The Auditor General released a report today that examined existing information, protection measures and access controls in place to ensure groundwater sustainability. Doyle concluded that the ministry of environment does not have enough information about existing groundwater resources, and does not have adequate protection of groundwater or control over who is using it.

"What we found is that we're not good stewards as a province of this valuable treasure," Doyle said. "One million British Columbians actually rely upon this underground water for their day to day needs. That doesn't include agriculture or industry. The interaction between ground water, surface water and watersheds needs to be better understood and managed."

The report made seven recommendations, which include:

  1. Classifying the provincial aquifiers in priority areas
  2. Review the Provincial Ambient Groundwater Quality Monitoring Network to ensure there is sufficient monitoring of groundwater levels and quality across the province.
  3. Develop a groundwater information management strategy that takes into account detailed scientific information and identified trends
  4. Take the lead on coordinating the consolidation of all of the groundwater monitoring information collected by provincial ministries and other agencies
  5. Develop and deploy systems to protect groundwater from depletion and contamination
  6. Develop a framework that clearly outlines the roles and responsibilities for managing groundwater provincially and locally
  7. Ensure that integrated watershed management plans are developed for all priority watersheds.

The report noted that the ministry is already in the process of reviewing its Groundwater Program, and is updating the provincial Water Act through its Living Water Smart program.

However, the report also noted that "while the ministry has a number of initiatives underway that will continue to protect groundwater quality and quantity, to fully implement the audit recommendations will require substantial additional funding and staff.

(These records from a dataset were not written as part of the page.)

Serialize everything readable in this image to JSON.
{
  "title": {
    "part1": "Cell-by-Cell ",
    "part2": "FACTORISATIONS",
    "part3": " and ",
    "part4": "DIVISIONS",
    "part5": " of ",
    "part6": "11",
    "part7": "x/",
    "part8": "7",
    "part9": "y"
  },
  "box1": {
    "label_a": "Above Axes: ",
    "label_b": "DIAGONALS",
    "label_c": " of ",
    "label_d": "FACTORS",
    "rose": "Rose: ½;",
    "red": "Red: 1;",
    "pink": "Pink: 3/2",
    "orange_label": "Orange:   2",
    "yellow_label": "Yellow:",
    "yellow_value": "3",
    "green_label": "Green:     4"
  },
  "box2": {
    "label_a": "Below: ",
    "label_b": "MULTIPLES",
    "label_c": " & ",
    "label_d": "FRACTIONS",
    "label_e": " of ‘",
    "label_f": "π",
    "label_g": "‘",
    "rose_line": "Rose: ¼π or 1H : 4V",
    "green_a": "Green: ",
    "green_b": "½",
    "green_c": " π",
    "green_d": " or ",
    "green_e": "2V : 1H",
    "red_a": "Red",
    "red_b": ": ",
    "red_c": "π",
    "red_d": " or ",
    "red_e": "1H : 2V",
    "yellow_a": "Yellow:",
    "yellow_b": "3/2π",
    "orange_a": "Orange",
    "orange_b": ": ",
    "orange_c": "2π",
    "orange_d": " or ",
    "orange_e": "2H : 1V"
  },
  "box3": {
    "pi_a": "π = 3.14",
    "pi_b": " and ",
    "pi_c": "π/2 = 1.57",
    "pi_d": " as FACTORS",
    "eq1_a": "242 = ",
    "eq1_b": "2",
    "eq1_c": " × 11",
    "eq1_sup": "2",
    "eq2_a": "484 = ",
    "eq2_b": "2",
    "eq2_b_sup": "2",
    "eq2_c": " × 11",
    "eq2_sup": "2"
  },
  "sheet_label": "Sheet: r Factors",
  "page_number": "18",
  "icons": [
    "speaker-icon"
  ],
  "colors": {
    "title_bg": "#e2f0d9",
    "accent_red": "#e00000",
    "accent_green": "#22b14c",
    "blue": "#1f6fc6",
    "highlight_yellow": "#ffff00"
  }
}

Costs associated with upgrading the existing databases for groundwater data and to classify and characterize aquifers are in the order of $4.5 million over the next five years."

Doyle also said that the current situation in British Columbia is that "almost anyone can drill a hole and access water." The issue of water withdrawals in B.C. is becoming more important as oil and gas development expands. In August, the B.C.'s Oil and Gas Commission suspended water withdrawals in the Peace River watershed a few days after releasing it's first ever report on water use in the oil and gas industry. The report found that in one year, from April 2009 to March, 2010, the industry withdrew more than 78 million cubic metres of water.

The ministry of environment responded to requests for comment with a written statement that reads in part: "The Ministry of Environment recognizes the need to protect the quality and quantity of our groundwater, and this audit report presents valuable information on the importance of groundwater resources."

"While government has a number of initiatives underway that will continue to protect groundwater quality and quantity, fully implementing the audit recommendations will require significant resources that will have to be carefully considered in light of government's priorities."